Interview
a16z Podcast | Automation + Work, Human + Machine
- Supply chains will evolve continuously through cobots managing "bits to atoms" interactions and AI handling "bits to bits" sequencing, shifting from static industrial processes to dynamic, personalized business models characterized by lot sizes of one and momentary markets.
- Human-machine coexistence is expected to persist as humans manage complexity and machines perform on-the-fly reprogramming, leading to workers configuring robots dynamically in real time to create continually adaptive manufacturing processes.
- The labor market is projected to see approximately 14% to 15% of jobs eliminated while a third to 40% are significantly transformed, with new roles emerging in the "missing middle" such as behavioral AI trainers and positions enhanced by exoskeletons or AI chatbots.
- The timeline for robots wiping out human production jobs is estimated at another lifetime or two, as current robot capacity relative to total job numbers remains insufficient, and improved efficiency via technology is likely to extend job longevity.
- Artificial General Intelligence or superintelligence is not anticipated to be created in the near future, with developments focusing instead on narrow task-specific capabilities.

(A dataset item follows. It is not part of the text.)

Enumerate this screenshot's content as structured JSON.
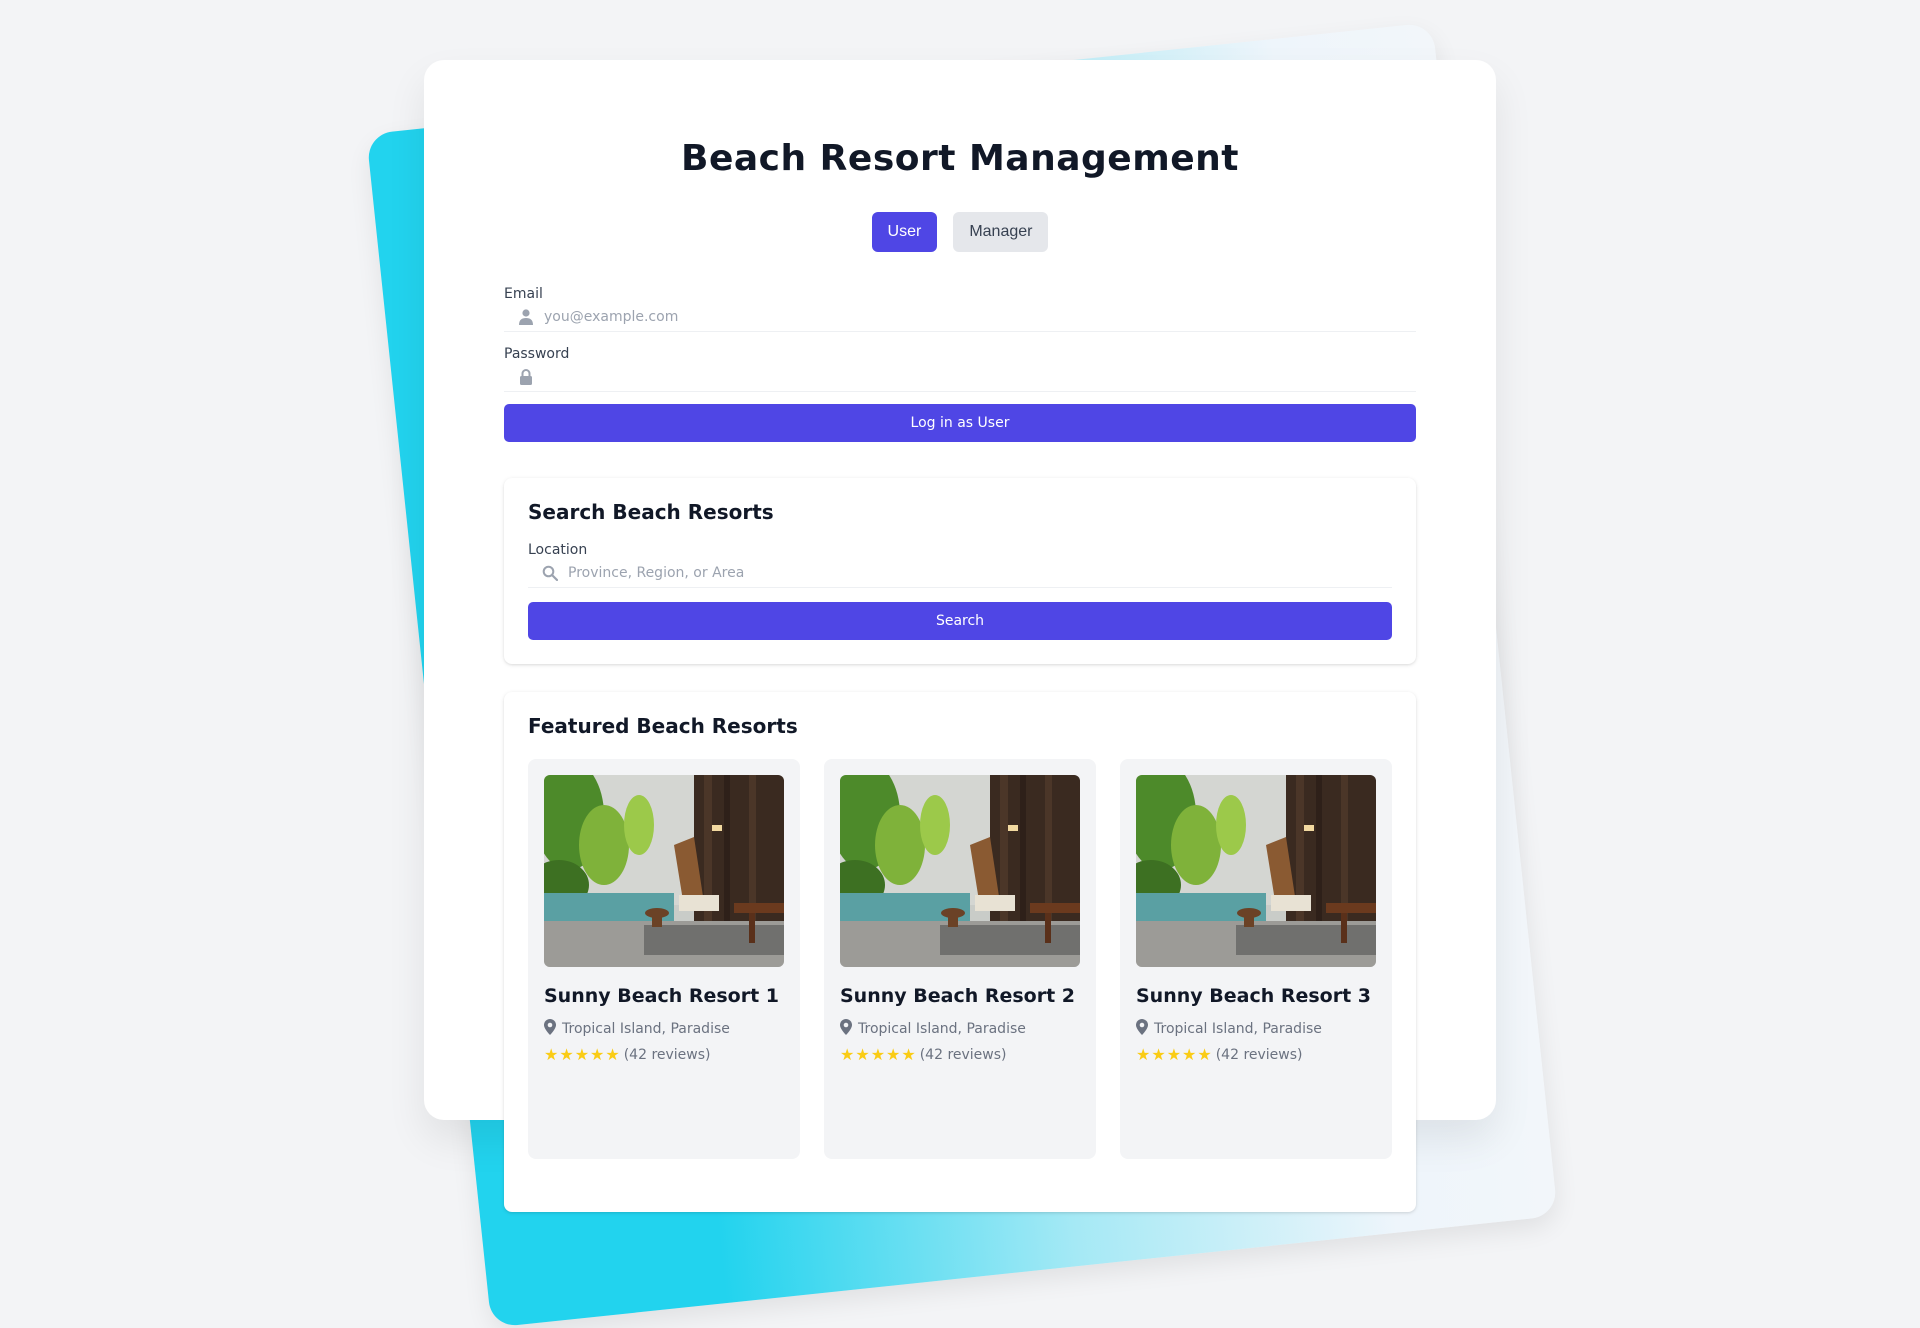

- AI is identified as the fastest-growing enterprise trend regarding spending and impact, diversifying across industries, though the primary challenge for AI companies involves achieving broader industry generalization beyond narrow contexts.
- Risks related to bias and data imperfections could cause adverse consequences that slow societal innovation, prompting the creation of hundreds of new roles such as Directors of Research and Ethics.
- Success in an AI-centric environment will depend on measuring data to iterate quickly, with organizations investing in lifelong learning mechanisms avoiding failure while those without such environments struggle to keep pace with innovation.
- Job roles like trucking are predicted to transform into remote operation and pilot positions, while human strengths in improvisation, intelligent interrogation, extrapolation, and emotive responses will remain uniquely valuable for the foreseeable future.
- Combined human judgment and machine learning algorithms are expected to outperform either humans or algorithms alone in fields like medical diagnosis, driving a need for education systems to focus on uniquely human capabilities like empathy, curiosity, and a sense of fair play.